Minął już cały rok odkąd tu jesteśmy. Aonung zaczął trochę lepiej dogadywać się z Lo'akiem ale i tak się nie lubią. O dziwo Kiri wybaczyła wszystko Rotxo, i chyba coś do niego czuje.
---
Dzisiaj były urodziny Aonunga, kończył on 17 lat. Na naszą korzyść nasi rodzice wyjechali znów. Tym razem Ronal i Tonawari wyciągali moich rodziców. Mama nie chciała nas zostawać, ale skończyło się na tym że zabrała ze sobą Tuk, a Ronal jej synka, ponieważ uznały że nie jesteśmy odpowiedzialni i nie możemy się zajmować sami dziećmi przez tak długi czas.

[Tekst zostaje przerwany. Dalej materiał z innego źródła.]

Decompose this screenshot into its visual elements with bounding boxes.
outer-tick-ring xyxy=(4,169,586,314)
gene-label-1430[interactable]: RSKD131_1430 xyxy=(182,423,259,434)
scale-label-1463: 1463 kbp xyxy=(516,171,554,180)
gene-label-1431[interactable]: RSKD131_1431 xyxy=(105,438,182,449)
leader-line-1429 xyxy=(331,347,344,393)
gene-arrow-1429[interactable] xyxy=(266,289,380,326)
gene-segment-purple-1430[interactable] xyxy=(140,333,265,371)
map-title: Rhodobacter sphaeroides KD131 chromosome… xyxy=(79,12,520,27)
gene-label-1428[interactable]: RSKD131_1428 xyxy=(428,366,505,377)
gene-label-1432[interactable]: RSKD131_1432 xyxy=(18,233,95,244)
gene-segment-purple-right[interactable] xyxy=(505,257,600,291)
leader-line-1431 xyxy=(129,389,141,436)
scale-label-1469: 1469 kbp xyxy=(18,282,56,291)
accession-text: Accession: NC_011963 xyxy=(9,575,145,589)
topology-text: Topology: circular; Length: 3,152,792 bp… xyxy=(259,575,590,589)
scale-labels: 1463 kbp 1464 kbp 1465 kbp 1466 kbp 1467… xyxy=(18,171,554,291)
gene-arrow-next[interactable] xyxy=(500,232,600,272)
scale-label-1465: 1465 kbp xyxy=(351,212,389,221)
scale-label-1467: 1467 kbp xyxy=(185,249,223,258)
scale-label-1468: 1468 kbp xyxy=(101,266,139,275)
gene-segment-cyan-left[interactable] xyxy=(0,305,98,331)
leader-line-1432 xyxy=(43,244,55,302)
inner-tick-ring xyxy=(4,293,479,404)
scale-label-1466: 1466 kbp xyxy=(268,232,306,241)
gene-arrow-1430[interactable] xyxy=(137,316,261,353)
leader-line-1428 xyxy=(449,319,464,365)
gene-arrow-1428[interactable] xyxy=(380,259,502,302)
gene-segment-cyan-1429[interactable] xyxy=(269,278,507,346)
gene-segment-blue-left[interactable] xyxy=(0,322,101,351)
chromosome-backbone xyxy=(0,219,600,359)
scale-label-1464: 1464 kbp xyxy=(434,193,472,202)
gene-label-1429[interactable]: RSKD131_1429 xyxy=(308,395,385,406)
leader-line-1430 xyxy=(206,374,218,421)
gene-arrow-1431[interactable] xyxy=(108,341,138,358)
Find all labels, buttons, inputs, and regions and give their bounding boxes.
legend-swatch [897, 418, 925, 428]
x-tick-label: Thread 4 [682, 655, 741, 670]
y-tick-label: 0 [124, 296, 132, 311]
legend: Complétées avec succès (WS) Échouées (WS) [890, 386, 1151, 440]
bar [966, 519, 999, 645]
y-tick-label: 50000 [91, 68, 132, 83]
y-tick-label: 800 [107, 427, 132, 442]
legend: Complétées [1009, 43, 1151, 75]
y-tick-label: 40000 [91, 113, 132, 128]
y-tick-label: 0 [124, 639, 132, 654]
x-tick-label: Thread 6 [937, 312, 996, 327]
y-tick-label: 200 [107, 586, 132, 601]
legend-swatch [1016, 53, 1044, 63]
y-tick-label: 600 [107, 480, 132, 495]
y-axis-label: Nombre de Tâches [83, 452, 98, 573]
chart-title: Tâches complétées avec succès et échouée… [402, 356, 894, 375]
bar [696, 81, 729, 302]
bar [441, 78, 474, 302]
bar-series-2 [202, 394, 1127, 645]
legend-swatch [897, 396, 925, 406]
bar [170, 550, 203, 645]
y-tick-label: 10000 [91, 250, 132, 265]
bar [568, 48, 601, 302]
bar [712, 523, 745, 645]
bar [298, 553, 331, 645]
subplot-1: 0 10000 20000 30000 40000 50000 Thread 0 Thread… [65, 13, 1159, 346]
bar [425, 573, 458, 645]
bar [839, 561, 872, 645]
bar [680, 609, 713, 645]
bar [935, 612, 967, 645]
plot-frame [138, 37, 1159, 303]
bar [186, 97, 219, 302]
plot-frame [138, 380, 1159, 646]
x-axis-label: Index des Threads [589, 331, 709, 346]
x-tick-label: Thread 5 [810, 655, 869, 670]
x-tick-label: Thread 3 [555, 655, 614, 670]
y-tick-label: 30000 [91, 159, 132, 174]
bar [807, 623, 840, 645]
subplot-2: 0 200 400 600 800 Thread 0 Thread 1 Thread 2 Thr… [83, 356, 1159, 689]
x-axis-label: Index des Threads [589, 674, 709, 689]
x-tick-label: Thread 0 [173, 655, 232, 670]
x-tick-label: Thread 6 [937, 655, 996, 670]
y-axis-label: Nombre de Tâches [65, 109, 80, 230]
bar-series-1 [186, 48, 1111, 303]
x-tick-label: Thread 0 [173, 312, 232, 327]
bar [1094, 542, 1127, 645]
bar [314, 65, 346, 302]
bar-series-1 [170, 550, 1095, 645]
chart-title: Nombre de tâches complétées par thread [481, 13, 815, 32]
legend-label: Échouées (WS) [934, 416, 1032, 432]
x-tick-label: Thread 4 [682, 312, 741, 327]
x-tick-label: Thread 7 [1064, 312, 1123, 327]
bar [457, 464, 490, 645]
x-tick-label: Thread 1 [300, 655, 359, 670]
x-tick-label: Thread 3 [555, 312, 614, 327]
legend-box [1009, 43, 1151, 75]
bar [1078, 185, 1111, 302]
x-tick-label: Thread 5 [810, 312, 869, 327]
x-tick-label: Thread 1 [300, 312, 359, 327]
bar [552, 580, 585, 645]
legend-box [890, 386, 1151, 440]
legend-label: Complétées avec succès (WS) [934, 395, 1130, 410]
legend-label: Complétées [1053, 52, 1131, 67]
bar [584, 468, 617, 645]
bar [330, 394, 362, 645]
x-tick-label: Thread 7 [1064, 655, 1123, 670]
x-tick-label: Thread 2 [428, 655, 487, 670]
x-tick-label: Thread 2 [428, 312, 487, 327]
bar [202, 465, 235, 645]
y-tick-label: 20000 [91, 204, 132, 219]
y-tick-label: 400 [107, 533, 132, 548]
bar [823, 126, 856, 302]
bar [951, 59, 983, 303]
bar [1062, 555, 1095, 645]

Aonung postanowił że zrobi imprezę. Jak najbardziej byłem za, ale wiedziałem niestety jak to się skończy... W południe poszliśmy do domu Aonunga i Tsireyi aby pomóc im przygotować różne rzeczy.
- Aonung, po co aż tyle- powiedziała Tsireya gdy wchodziliśmy. Aonung trzymał z 5 butelek z alkoholem i do tego dwie stały na stole.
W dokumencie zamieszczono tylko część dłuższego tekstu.